Ezra links to a story in which Ray LaHood says that the government is considering taxing VMT, as a means to fund transportation projects. From a strict policy perspective, it’s a pretty good idea (depending on the cost of deployment of the GPS systems). Folks who drive more are responsible for more wear and tear on the roads, but more importantly, they’re responsible for more of the negative social costs of driving — pollution, carbon emissions, congestion, and accidents. And where a gas tax may not reduce driving (it might simply lead to increased efficiency), a VMT tax absolutely will.
But I don’t know what I think about this, politically speaking. As Ezra notes, the immediate thing that comes to mind is the creepiness factor; the government will know where you’ve been driving. I don’t know if that’s enough to derail a VMT tax, but I know that the GOP will shamelessly hammer away at the theme, despite having officially become the part of civil liberties infringements.

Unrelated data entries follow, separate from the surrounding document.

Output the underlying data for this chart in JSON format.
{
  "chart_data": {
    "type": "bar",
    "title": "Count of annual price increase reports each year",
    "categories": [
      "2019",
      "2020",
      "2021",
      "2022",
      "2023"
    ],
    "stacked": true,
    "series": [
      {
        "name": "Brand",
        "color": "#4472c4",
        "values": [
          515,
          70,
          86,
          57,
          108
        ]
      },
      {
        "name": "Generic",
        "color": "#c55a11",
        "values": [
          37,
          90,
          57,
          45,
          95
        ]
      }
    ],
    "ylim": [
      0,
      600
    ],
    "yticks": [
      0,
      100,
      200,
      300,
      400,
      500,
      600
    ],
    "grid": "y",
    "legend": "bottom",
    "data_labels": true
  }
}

The bigger issue, I think, is that the tax is anti-driving, obviously and on its face. This doesn’t bother me, but it will bother lots of other folks. A gas tax can be sold as a means to reduce pollutants and carbon emissions (or for the national security set, oil imports). But it’s not necessarily an attempt to reduce driving, and drivers can reduce its impact while still extreme commuting by buying a smaller car. A congestion toll is there to reduce congestion. Sure, it reduces driving, but the point, from a driver’s perspective, is that paying the toll generates a congestion free commute.
A VMT tax, by contrast, is payment for the very right to drive (and in America, this is perceived as a right). As such, I’m not sure it would fly. I could be wrong, of course. But my preferred method of financing transportation improvements remains an increase in the gas tax, combined with a broad and significant move toward congestion pricing.